In other words, good protection should involve a sunscreen with an SPF factor and a combination of Antioxidants to prevent and stop free radical damage, which is why we created the following products:

Glo dark spot complex with its cocktail of lightening and brightening ingredients and Antioxidants; Co-Enzyme Q10, Bearberry and Kojic Acid are essential melanin inhibitors that will help shift hyperpigmentation.

This, combined with the C+ skin shot — a stable form of Vitamin C that is blended with Antioxidants Vinanza Grape and Ferulic Acid to neutralise oxidation.

Tip Five: Understand sun damage and how you can treat it.

The symptoms of skin damage due to excessive sun exposure can include hyperpigmentation, sagging skin, uneven skin texture, broken capillaries and inflammation.

To understand what causes this damage, we need to look at ultraviolet light in more detail:

UVA rays are known as the ageing ray in the beauty industry. This is because they damage your skin’s dermal structures, such as; collagen and elastin. These rays are longer and more penetrating and are responsible for DNA damage. UVA rays also cause melanoma, the most dangerous form of skin cancer.

UVB rays are known as burning rays. They’re shorter when compared to UVA rays and cause sunburn. They are responsible for most non-melanoma skin cancers.

UV rays speed up the process of melanin production, the pigment responsible for giving your skin its colour. The overactivation of pigment cells causes irregular pigmentation, so age spots will appear whenever melanin is produced in high concentrations, especially in skin that has had years of sun exposure.

Our article on melanin is a great place to start if you want to understand more about what happens to your skin when it becomes damaged by UV rays.

Bonus Tip; sunscreen for skin types

We get asked a lot about the best sunscreen for oily skin or my skin type?

Applying sunscreen can be unappealing if you have oily skin, especially since many can leave a greasy, white cast after they’re applied. The good news? There are plenty of sunscreens that leave a non-oily finish on your skin.

If you have acne skin, look for labels that say oil-free or non-comedogenic, and in terms of application type, powder and gel sunscreens will be more ideal. Cetaphil Oil Absorbing Moisturizer SPF 30 is a good example.

For all you sensitive skin folks, the best sunscreen every day is one with a lower SPF. As a rule of thumb, the higher the SPF, the more chemicals, so if your skin is sensitive, stick to an SPF 20 or below.

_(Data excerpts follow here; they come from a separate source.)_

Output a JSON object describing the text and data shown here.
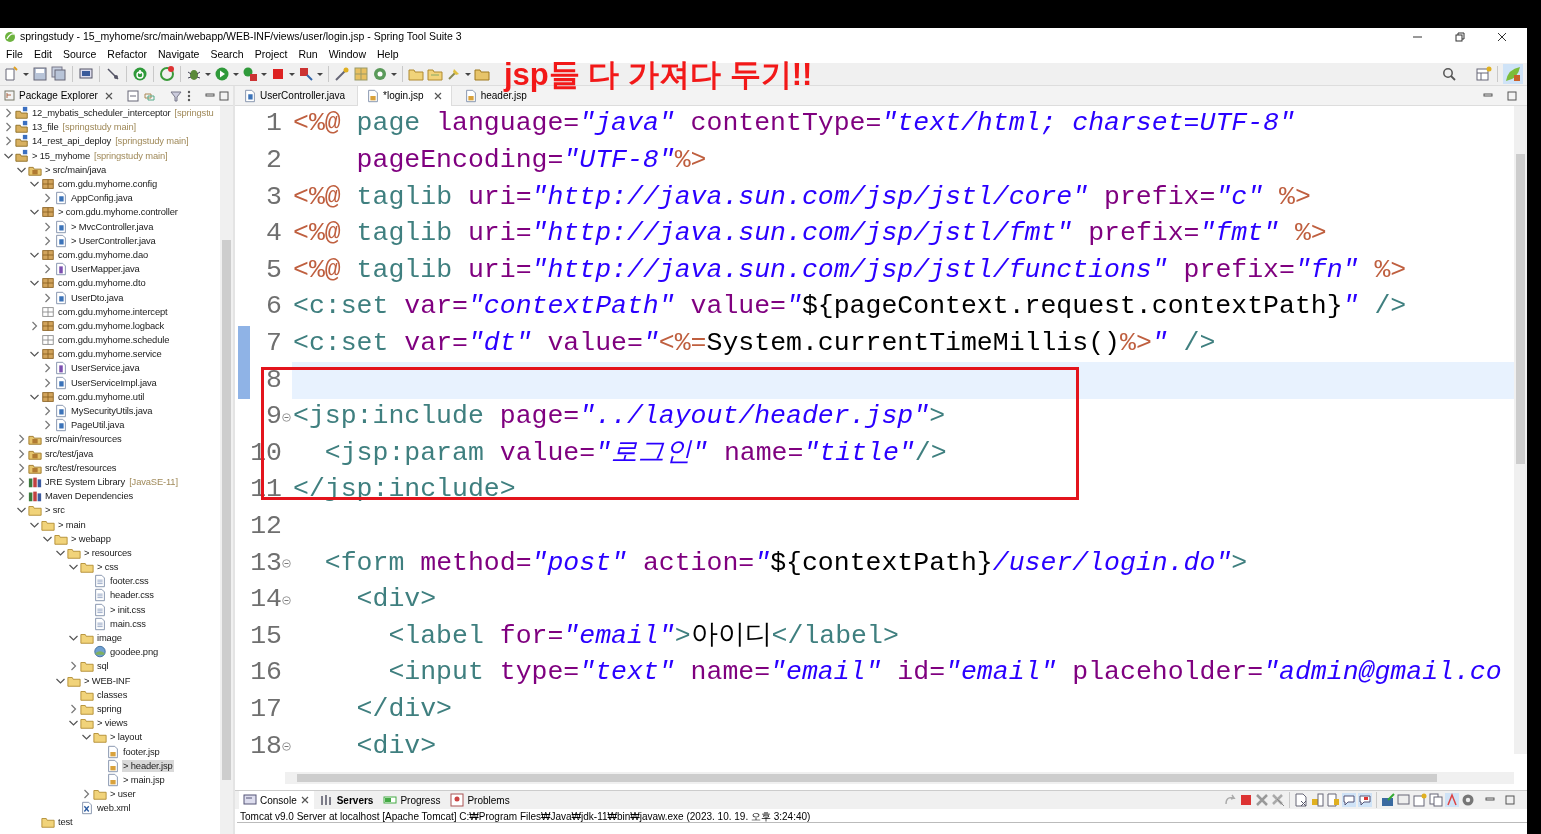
{
  "window": {
    "title": "springstudy - 15_myhome/src/main/webapp/WEB-INF/views/user/login.jsp - Spring Tool Suite 3"
  },
  "menu": [
    "File",
    "Edit",
    "Source",
    "Refactor",
    "Navigate",
    "Search",
    "Project",
    "Run",
    "Window",
    "Help"
  ],
  "annotation": {
    "text": "jsp들 다 가져다 두기!!"
  },
  "explorer": {
    "title": "Package Explorer",
    "items": [
      {
        "label": "12_mybatis_scheduler_interceptor",
        "detail": "[springstu",
        "kind": "project",
        "expanded": false,
        "selected": false
      },
      {
        "label": "13_file",
        "detail": "[springstudy main]",
        "kind": "project",
        "expanded": false,
        "selected": false
      },
      {
        "label": "14_rest_api_deploy",
        "detail": "[springstudy main]",
        "kind": "project",
        "expanded": false,
        "selected": false
      },
      {
        "label": "> 15_myhome",
        "detail": "[springstudy main]",
        "kind": "project",
        "expanded": true,
        "selected": false,
        "children": [
          {
            "label": "> src/main/java",
            "kind": "srcfolder",
            "expanded": true,
            "selected": false,
            "children": [
              {
                "label": "com.gdu.myhome.config",
                "kind": "package",
                "expanded": true,
                "selected": false,
                "children": [
                  {
                    "label": "AppConfig.java",
                    "kind": "java",
                    "expanded": false,
                    "selected": false
                  }
                ]
              },
              {
                "label": "> com.gdu.myhome.controller",
                "kind": "package",
                "expanded": true,
                "selected": false,
                "children": [
                  {
                    "label": "> MvcController.java",
                    "kind": "java",
                    "expanded": false,
                    "selected": false
                  },
                  {
                    "label": "> UserController.java",
                    "kind": "java",
                    "expanded": false,
                    "selected": false
                  }
                ]
              },
              {
                "label": "com.gdu.myhome.dao",
                "kind": "package",
                "expanded": true,
                "selected": false,
                "children": [
                  {
                    "label": "UserMapper.java",
                    "kind": "interface",
                    "expanded": false,
                    "selected": false
                  }
                ]
              },
              {
                "label": "com.gdu.myhome.dto",
                "kind": "package",
                "expanded": true,
                "selected": false,
                "children": [
                  {
                    "label": "UserDto.java",
                    "kind": "java",
                    "expanded": false,
                    "selected": false
                  }
                ]
              },
              {
                "label": "com.gdu.myhome.intercept",
                "kind": "emptypkg",
                "selected": false
              },
              {
                "label": "com.gdu.myhome.logback",
                "kind": "package",
                "expanded": false,
                "selected": false
              },
              {
                "label": "com.gdu.myhome.schedule",
                "kind": "emptypkg",
                "selected": false
              },
              {
                "label": "com.gdu.myhome.service",
                "kind": "package",
                "expanded": true,
                "selected": false,
                "children": [
                  {
                    "label": "UserService.java",
                    "kind": "interface",
                    "expanded": false,
                    "selected": false
                  },
                  {
                    "label": "UserServiceImpl.java",
                    "kind": "java",
                    "expanded": false,
                    "selected": false
                  }
                ]
              },
              {
                "label": "com.gdu.myhome.util",
                "kind": "package",
                "expanded": true,
                "selected": false,
                "children": [
                  {
                    "label": "MySecurityUtils.java",
                    "kind": "java",
                    "expanded": false,
                    "selected": false
                  },
                  {
                    "label": "PageUtil.java",
                    "kind": "java",
                    "expanded": false,
                    "selected": false
                  }
                ]
              }
            ]
          },
          {
            "label": "src/main/resources",
            "kind": "srcfolder",
            "expanded": false,
            "selected": false
          },
          {
            "label": "src/test/java",
            "kind": "srcfolder",
            "expanded": false,
            "selected": false
          },
          {
            "label": "src/test/resources",
            "kind": "srcfolder",
            "expanded": false,
            "selected": false
          },
          {
            "label": "JRE System Library",
            "detail": "[JavaSE-11]",
            "kind": "library",
            "expanded": false,
            "selected": false
          },
          {
            "label": "Maven Dependencies",
            "kind": "library",
            "expanded": false,
            "selected": false
          },
          {
            "label": "> src",
            "kind": "folder",
            "expanded": true,
            "selected": false,
            "children": [
              {
                "label": "> main",
                "kind": "folder",
                "expanded": true,
                "selected": false,
                "children": [
                  {
                    "label": "> webapp",
                    "kind": "folder",
                    "expanded": true,
                    "selected": false,
                    "children": [
                      {
                        "label": "> resources",
                        "kind": "folder",
                        "expanded": true,
                        "selected": false,
                        "children": [
                          {
                            "label": "> css",
                            "kind": "folder",
                            "expanded": true,
                            "selected": false,
                            "children": [
                              {
                                "label": "footer.css",
                                "kind": "file",
                                "selected": false
                              },
                              {
                                "label": "header.css",
                                "kind": "file",
                                "selected": false
                              },
                              {
                                "label": "> init.css",
                                "kind": "file",
                                "selected": false
                              },
                              {
                                "label": "main.css",
                                "kind": "file",
                                "selected": false
                              }
                            ]
                          },
                          {
                            "label": "image",
                            "kind": "folder",
                            "expanded": true,
                            "selected": false,
                            "children": [
                              {
                                "label": "goodee.png",
                                "kind": "image",
                                "selected": false
                              }
                            ]
                          },
                          {
                            "label": "sql",
                            "kind": "folder",
                            "expanded": false,
                            "selected": false
                          }
                        ]
                      },
                      {
                        "label": "> WEB-INF",
                        "kind": "folder",
                        "expanded": true,
                        "selected": false,
                        "children": [
                          {
                            "label": "classes",
                            "kind": "folder",
                            "selected": false
                          },
                          {
                            "label": "spring",
                            "kind": "folder",
                            "expanded": false,
                            "selected": false
                          },
                          {
                            "label": "> views",
                            "kind": "folder",
                            "expanded": true,
                            "selected": false,
                            "children": [
                              {
                                "label": "> layout",
                                "kind": "folder",
                                "expanded": true,
                                "selected": false,
                                "children": [
                                  {
                                    "label": "footer.jsp",
                                    "kind": "jsp",
                                    "selected": false
                                  },
                                  {
                                    "label": "> header.jsp",
                                    "kind": "jsp",
                                    "selected": true
                                  },
                                  {
                                    "label": "> main.jsp",
                                    "kind": "jsp",
                                    "selected": false
                                  }
                                ]
                              },
                              {
                                "label": "> user",
                                "kind": "folder",
                                "expanded": false,
                                "selected": false
                              }
                            ]
                          },
                          {
                            "label": "web.xml",
                            "kind": "xml",
                            "selected": false
                          }
                        ]
                      }
                    ]
                  }
                ]
              },
              {
                "label": "test",
                "kind": "folder",
                "selected": false
              }
            ]
          }
        ]
      }
    ]
  },
  "editor": {
    "tabs": [
      {
        "label": "UserController.java",
        "kind": "java",
        "selected": false
      },
      {
        "label": "*login.jsp",
        "kind": "jsp",
        "selected": true
      },
      {
        "label": "header.jsp",
        "kind": "jsp",
        "selected": false
      }
    ],
    "lines": [
      {
        "number": "1",
        "current": false,
        "changed": false,
        "fold": false,
        "tokens": [
          {
            "kind": "dir",
            "text": "<%@"
          },
          {
            "kind": "kw",
            "text": " page"
          },
          {
            "kind": "attr",
            "text": " language="
          },
          {
            "kind": "val",
            "text": "\"java\""
          },
          {
            "kind": "attr",
            "text": " contentType="
          },
          {
            "kind": "val",
            "text": "\"text/html; charset=UTF-8\""
          }
        ]
      },
      {
        "number": "2",
        "current": false,
        "changed": false,
        "fold": false,
        "tokens": [
          {
            "kind": "attr",
            "text": "    pageEncoding="
          },
          {
            "kind": "val",
            "text": "\"UTF-8\""
          },
          {
            "kind": "dir",
            "text": "%>"
          }
        ]
      },
      {
        "number": "3",
        "current": false,
        "changed": false,
        "fold": false,
        "tokens": [
          {
            "kind": "dir",
            "text": "<%@"
          },
          {
            "kind": "kw",
            "text": " taglib"
          },
          {
            "kind": "attr",
            "text": " uri="
          },
          {
            "kind": "val",
            "text": "\"http://java.sun.com/jsp/jstl/core\""
          },
          {
            "kind": "attr",
            "text": " prefix="
          },
          {
            "kind": "val",
            "text": "\"c\""
          },
          {
            "kind": "dir",
            "text": " %>"
          }
        ]
      },
      {
        "number": "4",
        "current": false,
        "changed": false,
        "fold": false,
        "tokens": [
          {
            "kind": "dir",
            "text": "<%@"
          },
          {
            "kind": "kw",
            "text": " taglib"
          },
          {
            "kind": "attr",
            "text": " uri="
          },
          {
            "kind": "val",
            "text": "\"http://java.sun.com/jsp/jstl/fmt\""
          },
          {
            "kind": "attr",
            "text": " prefix="
          },
          {
            "kind": "val",
            "text": "\"fmt\""
          },
          {
            "kind": "dir",
            "text": " %>"
          }
        ]
      },
      {
        "number": "5",
        "current": false,
        "changed": false,
        "fold": false,
        "tokens": [
          {
            "kind": "dir",
            "text": "<%@"
          },
          {
            "kind": "kw",
            "text": " taglib"
          },
          {
            "kind": "attr",
            "text": " uri="
          },
          {
            "kind": "val",
            "text": "\"http://java.sun.com/jsp/jstl/functions\""
          },
          {
            "kind": "attr",
            "text": " prefix="
          },
          {
            "kind": "val",
            "text": "\"fn\""
          },
          {
            "kind": "dir",
            "text": " %>"
          }
        ]
      },
      {
        "number": "6",
        "current": false,
        "changed": false,
        "fold": false,
        "tokens": [
          {
            "kind": "tag",
            "text": "<c:set"
          },
          {
            "kind": "attr",
            "text": " var="
          },
          {
            "kind": "val",
            "text": "\"contextPath\""
          },
          {
            "kind": "attr",
            "text": " value="
          },
          {
            "kind": "val",
            "text": "\""
          },
          {
            "kind": "text",
            "text": "${pageContext.request.contextPath}"
          },
          {
            "kind": "val",
            "text": "\""
          },
          {
            "kind": "tag",
            "text": " />"
          }
        ]
      },
      {
        "number": "7",
        "current": false,
        "changed": true,
        "fold": false,
        "tokens": [
          {
            "kind": "tag",
            "text": "<c:set"
          },
          {
            "kind": "attr",
            "text": " var="
          },
          {
            "kind": "val",
            "text": "\"dt\""
          },
          {
            "kind": "attr",
            "text": " value="
          },
          {
            "kind": "val",
            "text": "\""
          },
          {
            "kind": "dir",
            "text": "<%="
          },
          {
            "kind": "text",
            "text": "System.currentTimeMillis()"
          },
          {
            "kind": "dir",
            "text": "%>"
          },
          {
            "kind": "val",
            "text": "\""
          },
          {
            "kind": "tag",
            "text": " />"
          }
        ]
      },
      {
        "number": "8",
        "current": true,
        "changed": true,
        "fold": false
      },
      {
        "number": "9",
        "current": false,
        "changed": false,
        "fold": true,
        "tokens": [
          {
            "kind": "tag",
            "text": "<jsp:include"
          },
          {
            "kind": "attr",
            "text": " page="
          },
          {
            "kind": "val",
            "text": "\"../layout/header.jsp\""
          },
          {
            "kind": "tag",
            "text": ">"
          }
        ]
      },
      {
        "number": "10",
        "current": false,
        "changed": false,
        "fold": false,
        "tokens": [
          {
            "kind": "tag",
            "text": "  <jsp:param"
          },
          {
            "kind": "attr",
            "text": " value="
          },
          {
            "kind": "val",
            "text": "\"로그인\""
          },
          {
            "kind": "attr",
            "text": " name="
          },
          {
            "kind": "val",
            "text": "\"title\""
          },
          {
            "kind": "tag",
            "text": "/>"
          }
        ]
      },
      {
        "number": "11",
        "current": false,
        "changed": false,
        "fold": false,
        "tokens": [
          {
            "kind": "tag",
            "text": "</jsp:include>"
          }
        ]
      },
      {
        "number": "12",
        "current": false,
        "changed": false,
        "fold": false
      },
      {
        "number": "13",
        "current": false,
        "changed": false,
        "fold": true,
        "tokens": [
          {
            "kind": "tag",
            "text": "  <form"
          },
          {
            "kind": "attr",
            "text": " method="
          },
          {
            "kind": "val",
            "text": "\"post\""
          },
          {
            "kind": "attr",
            "text": " action="
          },
          {
            "kind": "val",
            "text": "\""
          },
          {
            "kind": "text",
            "text": "${contextPath}"
          },
          {
            "kind": "val",
            "text": "/user/login.do\""
          },
          {
            "kind": "tag",
            "text": ">"
          }
        ]
      },
      {
        "number": "14",
        "current": false,
        "changed": false,
        "fold": true,
        "tokens": [
          {
            "kind": "tag",
            "text": "    <div>"
          }
        ]
      },
      {
        "number": "15",
        "current": false,
        "changed": false,
        "fold": false,
        "tokens": [
          {
            "kind": "tag",
            "text": "      <label"
          },
          {
            "kind": "attr",
            "text": " for="
          },
          {
            "kind": "val",
            "text": "\"email\""
          },
          {
            "kind": "tag",
            "text": ">"
          },
          {
            "kind": "text",
            "text": "아이디"
          },
          {
            "kind": "tag",
            "text": "</label>"
          }
        ]
      },
      {
        "number": "16",
        "current": false,
        "changed": false,
        "fold": false,
        "tokens": [
          {
            "kind": "tag",
            "text": "      <input"
          },
          {
            "kind": "attr",
            "text": " type="
          },
          {
            "kind": "val",
            "text": "\"text\""
          },
          {
            "kind": "attr",
            "text": " name="
          },
          {
            "kind": "val",
            "text": "\"email\""
          },
          {
            "kind": "attr",
            "text": " id="
          },
          {
            "kind": "val",
            "text": "\"email\""
          },
          {
            "kind": "attr",
            "text": " placeholder="
          },
          {
            "kind": "val",
            "text": "\"admin@gmail.co"
          }
        ]
      },
      {
        "number": "17",
        "current": false,
        "changed": false,
        "fold": false,
        "tokens": [
          {
            "kind": "tag",
            "text": "    </div>"
          }
        ]
      },
      {
        "number": "18",
        "current": false,
        "changed": false,
        "fold": true,
        "tokens": [
          {
            "kind": "tag",
            "text": "    <div>"
          }
        ]
      }
    ]
  },
  "console": {
    "tabs": [
      {
        "label": "Console",
        "kind": "console",
        "selected": true,
        "emphasized": false
      },
      {
        "label": "Servers",
        "kind": "servers",
        "selected": false,
        "emphasized": true
      },
      {
        "label": "Progress",
        "kind": "progress",
        "selected": false,
        "emphasized": false
      },
      {
        "label": "Problems",
        "kind": "problems",
        "selected": false,
        "emphasized": false
      }
    ],
    "status": "Tomcat v9.0 Server at localhost [Apache Tomcat] C:₩Program Files₩Java₩jdk-11₩bin₩javaw.exe  (2023. 10. 19. 오후 3:24:40)"
  }
}
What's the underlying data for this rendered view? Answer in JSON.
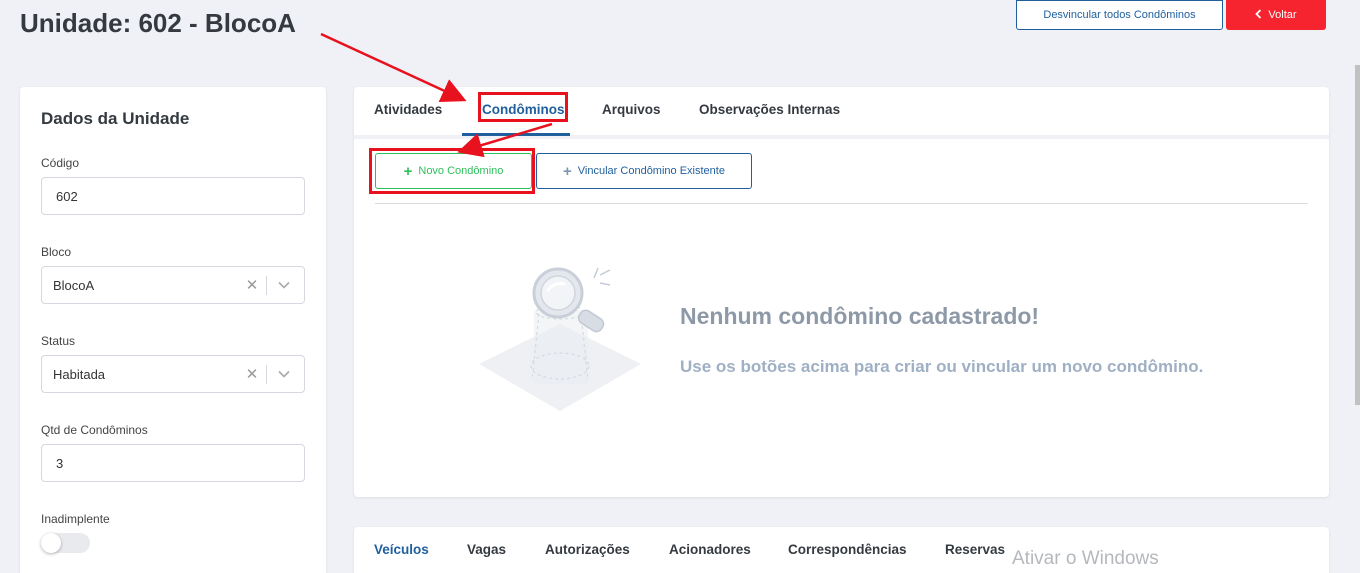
{
  "page": {
    "title": "Unidade: 602 - BlocoA"
  },
  "header_actions": {
    "unlink_label": "Desvincular todos Condôminos",
    "back_label": "Voltar"
  },
  "unit_panel": {
    "title": "Dados da Unidade",
    "codigo": {
      "label": "Código",
      "value": "602"
    },
    "bloco": {
      "label": "Bloco",
      "value": "BlocoA"
    },
    "status": {
      "label": "Status",
      "value": "Habitada"
    },
    "qtd": {
      "label": "Qtd de Condôminos",
      "value": "3"
    },
    "inadimplente": {
      "label": "Inadimplente",
      "checked": false
    }
  },
  "tabs": [
    "Atividades",
    "Condôminos",
    "Arquivos",
    "Observações Internas"
  ],
  "active_tab": "Condôminos",
  "actions": {
    "new_label": "Novo Condômino",
    "link_label": "Vincular Condômino Existente"
  },
  "empty_state": {
    "title": "Nenhum condômino cadastrado!",
    "subtitle": "Use os botões acima para criar ou vincular um novo condômino."
  },
  "bottom_tabs": [
    "Veículos",
    "Vagas",
    "Autorizações",
    "Acionadores",
    "Correspondências",
    "Reservas"
  ],
  "bottom_active_tab": "Veículos",
  "watermark": "Ativar o Windows",
  "colors": {
    "primary": "#1f5f9e",
    "danger": "#f5242f",
    "success": "#2fbf5b",
    "annotation": "#e8121e"
  }
}
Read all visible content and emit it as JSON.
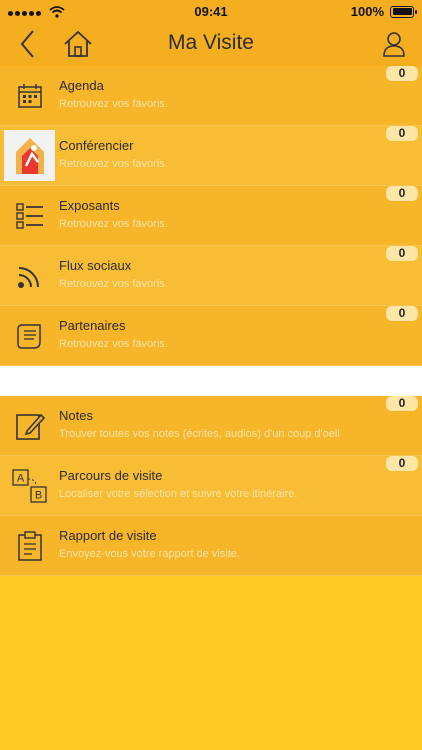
{
  "status_bar": {
    "time": "09:41",
    "battery": "100%"
  },
  "header": {
    "title": "Ma Visite"
  },
  "items": [
    {
      "title": "Agenda",
      "subtitle": "Retrouvez vos favoris.",
      "count": "0",
      "icon": "calendar-icon"
    },
    {
      "title": "Conférencier",
      "subtitle": "Retrouvez vos favoris.",
      "count": "0",
      "icon": "speaker-thumbnail"
    },
    {
      "title": "Exposants",
      "subtitle": "Retrouvez vos favoris.",
      "count": "0",
      "icon": "checklist-icon"
    },
    {
      "title": "Flux sociaux",
      "subtitle": "Retrouvez vos favoris.",
      "count": "0",
      "icon": "rss-icon"
    },
    {
      "title": "Partenaires",
      "subtitle": "Retrouvez vos favoris.",
      "count": "0",
      "icon": "scroll-icon"
    },
    {
      "title": "Notes",
      "subtitle": "Trouver toutes vos notes (écrites, audios) d'un coup d'oeil",
      "count": "0",
      "icon": "edit-note-icon"
    },
    {
      "title": "Parcours de visite",
      "subtitle": "Localiser votre sélection et suivre votre itinéraire.",
      "count": "0",
      "icon": "route-ab-icon"
    },
    {
      "title": "Rapport de visite",
      "subtitle": "Envoyez-vous votre rapport de visite.",
      "icon": "clipboard-icon"
    }
  ],
  "colors": {
    "header": "#f5ae1f",
    "row": "#f7b52a",
    "background": "#ffc926",
    "badge": "#fde6a6"
  }
}
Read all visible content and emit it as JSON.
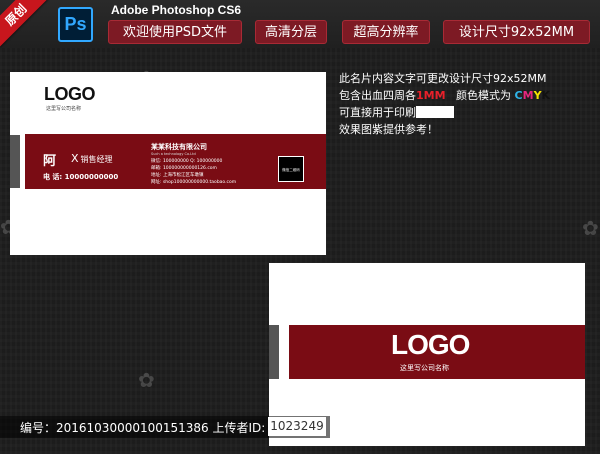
{
  "banner": {
    "ribbon": "原创",
    "app_icon": "Ps",
    "app_name": "Adobe Photoshop CS6",
    "tags": [
      "欢迎使用PSD文件",
      "高清分层",
      "超高分辨率",
      "设计尺寸92x52MM"
    ]
  },
  "card_front": {
    "logo": "LOGO",
    "logo_sub": "这里写公司名称",
    "name": "阿",
    "title_initial": "X",
    "title": "销售经理",
    "phone": "电  话: 10000000000",
    "company": "某某科技有限公司",
    "company_en": "Such a technology Co.Ltd",
    "contact_lines": [
      "微信: 100000000          Q: 100000000",
      "邮箱: 100000000000126.com",
      "地址: 上海市松江区车墩镇",
      "网址: shop100000000000.taobao.com"
    ],
    "qr_label": "微信二维码"
  },
  "description": {
    "line1": "此名片内容文字可更改设计尺寸92x52MM",
    "line2_pre": "包含出血四周各",
    "line2_bleed": "1MM",
    "line2_mid": "   颜色模式为 ",
    "cmyk": [
      "C",
      "M",
      "Y",
      "K"
    ],
    "line3": "可直接用于印刷",
    "line4": "效果图紫提供参考！"
  },
  "card_back": {
    "logo": "LOGO",
    "logo_sub": "这里写公司名称"
  },
  "footer": {
    "id_text": "编号：20161030000100151386 上传者ID:",
    "uploader_id": "1023249"
  },
  "colors": {
    "brand_red": "#7a0c14",
    "tag_bg": "#7d1a24",
    "ribbon": "#c8161d",
    "ps_blue": "#31a8ff"
  }
}
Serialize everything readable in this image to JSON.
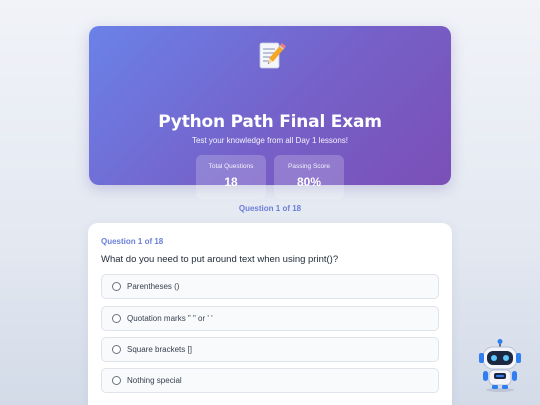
{
  "hero": {
    "icon": "memo-icon",
    "title": "Python Path Final Exam",
    "subtitle": "Test your knowledge from all Day 1 lessons!",
    "stats": [
      {
        "label": "Total Questions",
        "value": "18"
      },
      {
        "label": "Passing Score",
        "value": "80%"
      }
    ]
  },
  "progress": {
    "label": "Question 1 of 18"
  },
  "question": {
    "number_label": "Question 1 of 18",
    "text": "What do you need to put around text when using print()?",
    "options": [
      {
        "label": "Parentheses ()"
      },
      {
        "label": "Quotation marks \" \" or ' '"
      },
      {
        "label": "Square brackets []"
      },
      {
        "label": "Nothing special"
      }
    ]
  },
  "assistant": {
    "icon": "robot-icon"
  },
  "colors": {
    "accent": "#6a7fd8",
    "hero_start": "#6a82e8",
    "hero_end": "#7b4fb6"
  }
}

Implementing the best sunscreen practices will protect your skin from sunburn and help lower your risk of skin cancer., but as you can see, there is a lot to know.

Too much exposure to the sun can do your skin more harm than good, leading to hyperpigmentation, redness, and premature ageing due to collagen and elastin damage.

It’s a good idea to know terms like SPF and understand just how destructive UV rays can be on your skin and how a combination of a good SPF sunscreen,

Vitamin C and Antioxidant-rich formula will keep your skin clear, defending it against sun rays, helping to reverse some of the damage done.

Once armed with this knowledge, you are better equipped to treat your skin correctly and protect it from the early signs of ageing.

On a final note, if you have moles changing shape, please consult your doctor or dermatologist. Usually, pigmented changes can be corrected, but every individual is different.

A practical cosmetologist practice test will also show how the sun has damaged your skin.